The Yavapai were a nomadic people, traveling in families or in small bands. Their movements corresponded to the ripening of wild plant crops, such as mescal and saguaro cactus fruit. Some of the Yavapai, particularly those living near the Mojave and Yuma, grew corn, sunflowers, tobacco, and other crops in small plots. They hunted deer, antelope, rabbits, and other game and lived in either caves or dome-shaped huts framed with poles and covered with brush or thatch, much like Apache wickiups. Their crafts included pottery and basketry. Shamans presided over healing rituals.

The Yavapai first had contact with Europeans in 1582, when a Spanish expedition under Antonio de Espejo visited them. Other explorers from out of Mexico reached their domain. Juan de Onate met with them in 1604. Father Francisco Garces lived among them in 1776, after which contacts with non-Indian traders and trappers became common.

The Yavapai were ruggedly independent, resisting missionary work and settlement. Some bands, especially the Kawevikopaya, joined with the Apache in raids on whites and on other Indians. Following the Mexican Cession in 1848 and the United States takeover of the region, the territory of the Yavapai came to be traveled and mined by increasing numbers of non-Indian prospectors, causing sporadic violence by Yavapai bands.
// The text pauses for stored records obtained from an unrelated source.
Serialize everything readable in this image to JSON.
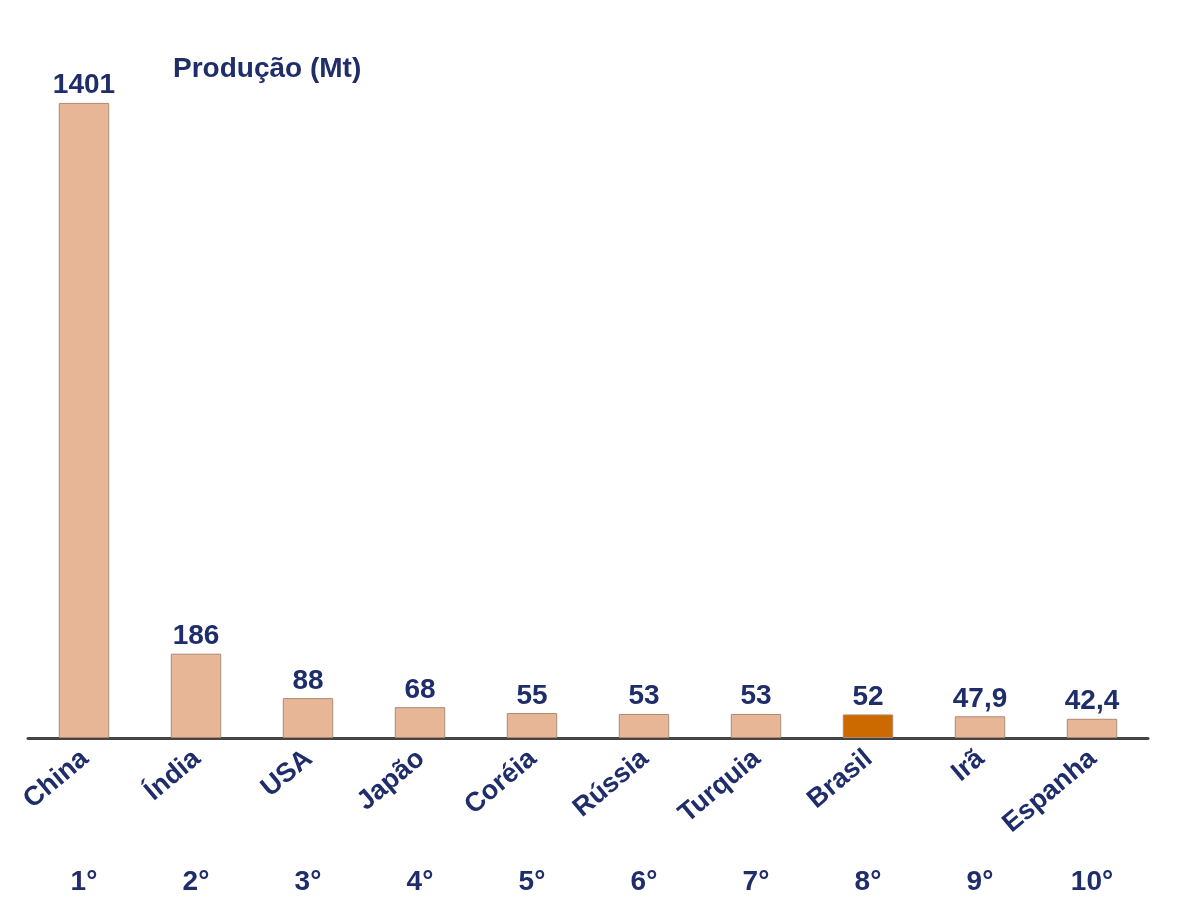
{
  "chart_data": {
    "type": "bar",
    "title": "Produção (Mt)",
    "categories": [
      "China",
      "Índia",
      "USA",
      "Japão",
      "Coréia",
      "Rússia",
      "Turquia",
      "Brasil",
      "Irã",
      "Espanha"
    ],
    "values": [
      1401,
      186,
      88,
      68,
      55,
      53,
      53,
      52,
      47.9,
      42.4
    ],
    "value_labels": [
      "1401",
      "186",
      "88",
      "68",
      "55",
      "53",
      "53",
      "52",
      "47,9",
      "42,4"
    ],
    "colors": [
      "#e6b696",
      "#e6b696",
      "#e6b696",
      "#e6b696",
      "#e6b696",
      "#e6b696",
      "#e6b696",
      "#cc6a00",
      "#e6b696",
      "#e6b696"
    ],
    "annotations": [
      "1°",
      "2°",
      "3°",
      "4°",
      "5°",
      "6°",
      "7°",
      "8°",
      "9°",
      "10°"
    ]
  }
}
Their resistance reached a climax in 1872 during General George Crook’s Tonto Basin Campaign against Tonto Apache and Yavapai. Crook’s scouts located a war party in Salt River Canyon of the Mazatzal Mountains. In the ensuing Battle of Skull Cave, his soldiers pumped bullets into a cave high on the canyon wall. Some fired from below on the canyon floor, others from above on the rim of the canyon. Bullets ricocheted inside the cave, striking many of the Yavapai warriors. Some managed to escape from the cave and fight back from behind rocks. But soldiers on the escarpment rolled boulders down on top of them. About 75 Yavapai lost their lives at Skull Cave.